Nine more councils are to get a slap on the wrist over their tracking of 16 and 17-year-olds, just six months after a dozen other local authorities were deemed to be failing.
The Department for Education has revealed that Skills Minister Matthew Hancock is to write to the nine authorities about their recording of teenagers’ employment status.
A DfE spokesperson declined to name the councils because he said the letters had not been sent out yet.
He also said that they had not been decided upon because they had the worst figures, but instead were authorities “we think could do better”.
A dozen other councils received similar letters last October, in which Mr Hancock expressed his dissatisfaction with the proportion of 16 to 18-year-olds whose activity was “not known”.
In the latest figures, the 12 authorities with the highest rates of “not known”, excluding the ones contacted last year, were Oxfordshire, Wiltshire (both 10.8 per cent), Barking and Dagenham (11.2 per cent), Lambeth (12.3 per cent), Lewisham (12.7 per cent), Rutland (18.9 per cent), Croydon (21.6 per cent), Worcestershire (26.5 per cent) and City of London (46.6 per cent).
It comes after the proportion of 16 and 17-year-old Neets (Not in education, employment or training), rose by half a percentage point at the end of last year to 4.5 per cent (38,000).
Nevertheless, Mr Hancock remained optimistic about the announcement, and concentrated on a claim that 35,000 more 16 to 18-year-olds were in education or training at the end of last year than at the end of 2012 – taking the total to 1,168,410.
He said: “Tens of thousands more young people in education or training is welcome news. We have introduced new traineeships, have reformed apprenticeships and have raised the participation age to help more young people into the world of work.
“This shows good progress. We have a clear programme of reforms to improve the quality of young people’s education to ensure, through traineeships and apprenticeships, that all have the chance to reach their potential.”
Last year, Mr Hancock wrote to local authorities in Birmingham, Poole, Derby, Gloucestershire, Derbyshire, Herefordshire, Lincolnshire, Shropshire, South Gloucestershire, Stoke and the London boroughs of Tower Hamlets and Waltham Forest to raise concerns about monitoring of participation.
At the time, councils’ responses included blaming issues with computer systems, or social and geographical challenges specific to their area, while a few acknowledged the problem and said they were working on it.
Several councils said there had been problems in transferring the responsibility for collecting the data from the Connexions service, which was closed by the government in 2012.

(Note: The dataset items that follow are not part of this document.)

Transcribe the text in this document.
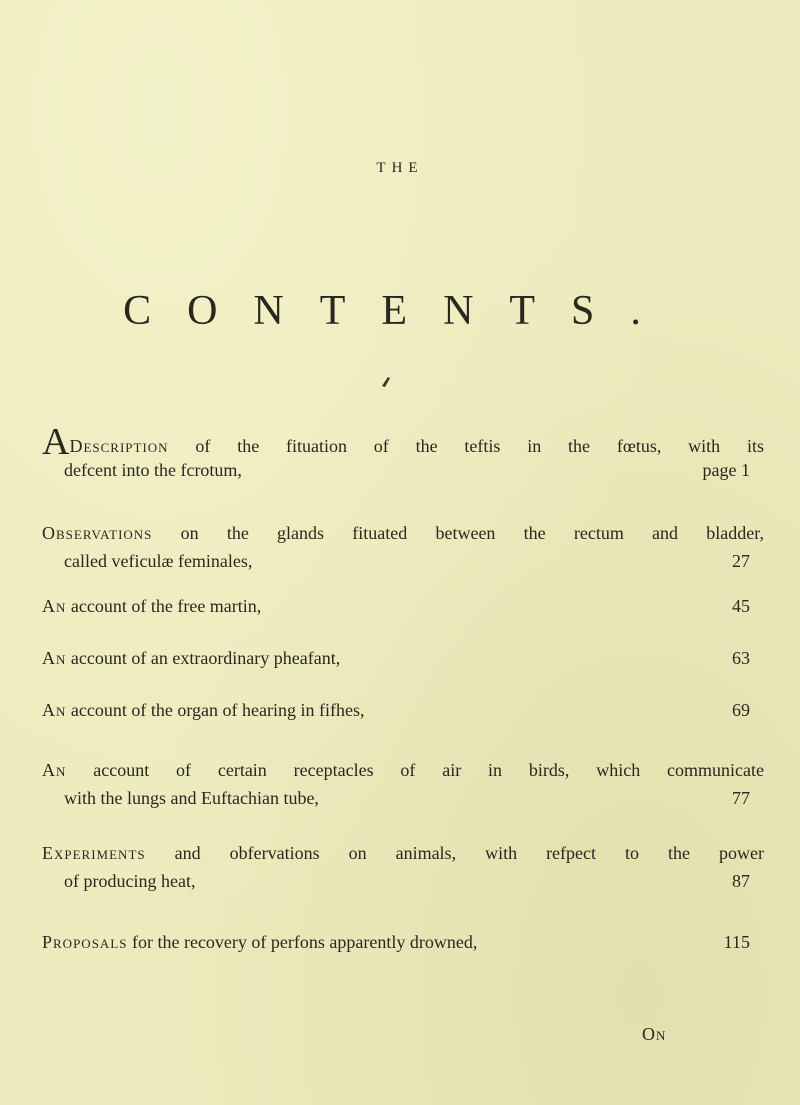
THE
CONTENTS.
ADescription of the fituation of the teftis in the fœtus, with its
defcent into the fcrotum,	page 1
Observations on the glands fituated between the rectum and bladder,
called veficulæ feminales,	27
An account of the free martin,	45
An account of an extraordinary pheafant,	63
An account of the organ of hearing in fifhes,	69
An account of certain receptacles of air in birds, which communicate
with the lungs and Euftachian tube,	77
Experiments and obfervations on animals, with refpect to the power
of producing heat,	87
Proposals for the recovery of perfons apparently drowned,	115
On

Speaking at the time, Derbyshire county councillor Damien Greenhalgh, deputy cabinet member for children and young people, said: “There were some initial teething problems with the upgrades to the system which meant we were not able to track what was happening with complete accuracy for a short period of time. However we are confident now that the system failures have been rectified.”A few, including Stoke-on-Trent, questioned the statistics, saying they did not match their own data.
Speaking to FE Week last October, Stoke’s assistant director of learning services Dave Perrett said: “Unfortunately, there are errors in the letter which attribute the wrong figures for Stoke-on-Trent to 16 to 18-year-olds. We are performing well when it comes to properly tracking this age group, with an encouraging figure of only 3.2 per cent unaccounted for.”